With the focus on sustainability and green building practices, building codes often have limitations on how many watts per square foot can be installed in various lighting task areas. The good news, according to Monrad, is that “energy codes continue to ratchet down to where irresponsible overlighting of outdoor projects is starting to be curtailed.”
One attempt by the International Dark-Sky Association (IDA) to educate the public about light pollution is the observance of National Dark-Sky Week slated April 20 to 26. This event will be preceded by the World Wildlife Fund’s Earth Hour, which is Saturday, March 28, at 8:30 p.m. local time.
Designing a fix
Shielding outdoor lighting fixtures can make a huge difference. “Without shielding it, you end up blathering light all over,” said David Crawford of the IDA. In its recommended practice guidelines, the Illuminating Engineering Society of North America (IESNA) offers optimum illumination levels for various outdoor lighting applications. By observing these well-researched standards, lighting installers can illuminate efficiently, lighting only what is necessary. In addition, specifying the use of fully shielded, or “full cutoff,” fixtures dramatically controls the trespass onto neighboring properties.

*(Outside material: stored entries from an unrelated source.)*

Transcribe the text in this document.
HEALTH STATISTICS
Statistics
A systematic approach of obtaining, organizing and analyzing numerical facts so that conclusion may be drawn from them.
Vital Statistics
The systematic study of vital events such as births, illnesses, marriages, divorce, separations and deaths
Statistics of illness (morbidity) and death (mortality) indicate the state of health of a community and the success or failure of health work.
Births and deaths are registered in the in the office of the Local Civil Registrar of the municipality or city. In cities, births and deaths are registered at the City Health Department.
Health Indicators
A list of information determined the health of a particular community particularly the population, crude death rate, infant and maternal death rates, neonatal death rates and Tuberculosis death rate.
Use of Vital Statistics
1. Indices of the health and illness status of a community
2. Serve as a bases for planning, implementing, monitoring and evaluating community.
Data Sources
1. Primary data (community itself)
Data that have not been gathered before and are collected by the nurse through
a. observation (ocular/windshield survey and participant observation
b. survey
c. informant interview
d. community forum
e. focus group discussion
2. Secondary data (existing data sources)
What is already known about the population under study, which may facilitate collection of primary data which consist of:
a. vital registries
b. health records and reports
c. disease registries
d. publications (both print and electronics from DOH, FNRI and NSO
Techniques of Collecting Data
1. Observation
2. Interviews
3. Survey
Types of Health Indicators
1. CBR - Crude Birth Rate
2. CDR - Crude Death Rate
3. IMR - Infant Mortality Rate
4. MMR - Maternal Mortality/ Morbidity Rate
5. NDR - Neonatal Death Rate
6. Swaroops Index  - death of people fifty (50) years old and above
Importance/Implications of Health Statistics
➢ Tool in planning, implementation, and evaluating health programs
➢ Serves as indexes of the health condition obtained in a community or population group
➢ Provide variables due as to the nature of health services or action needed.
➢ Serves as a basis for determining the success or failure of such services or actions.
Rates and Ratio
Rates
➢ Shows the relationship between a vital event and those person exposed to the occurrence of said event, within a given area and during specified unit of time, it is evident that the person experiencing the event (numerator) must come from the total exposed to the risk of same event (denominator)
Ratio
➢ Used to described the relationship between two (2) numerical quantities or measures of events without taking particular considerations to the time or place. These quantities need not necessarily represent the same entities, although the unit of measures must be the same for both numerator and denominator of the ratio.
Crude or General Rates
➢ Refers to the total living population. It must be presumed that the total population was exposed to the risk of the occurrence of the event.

Many full-cutoff fixtures are now on the market, including the GlareBuster, which was designed specifically to reduce light pollution from residences. Patented by Connecticut-based Lighting by Branford, this fixture uses a compact fluorescent in a full-cutoff fixture. The purpose of this product, company founder Bob Crelin stated, is to replace the common floodlight that spews light in all directions. The GlareBuster is an Energy Star product that is approved by the IDA. It recently won a 2008 award in the American Lighting Association’s Lighting for Tomorrow Competition.
Defining lights path
The definition of full-cutoff lighting, as specified by the IESNA, is light distribution where the candela per 1000 lamp lumens does not exceed 25 at an angle of 90° above nadir, and does not exceed 100 at an 80° vertical angle above nadir. Light sources also play a role in light pollution. Crawford gave the astronomer’s perspective, indicating that low-pressure sodium is best because it is monochromatic, with all the light at one yellow wavelength. High-pressure sodium is next best, he said, “and any white or bluish source is the worst.” More important than light color, he emphasized, is how and when it is used.
Even with shielding, light pollution can occur from downward-directed light bouncing off whatever it is directed on, such as pavement or snow. So, besides a full-cutoff design, lights should be equipped with “occupancy” sensors so that they light up only when someone or something is in their path. Lights also can be on timers so that they turn on at dusk and off at dawn or – better yet – turn off when not needed.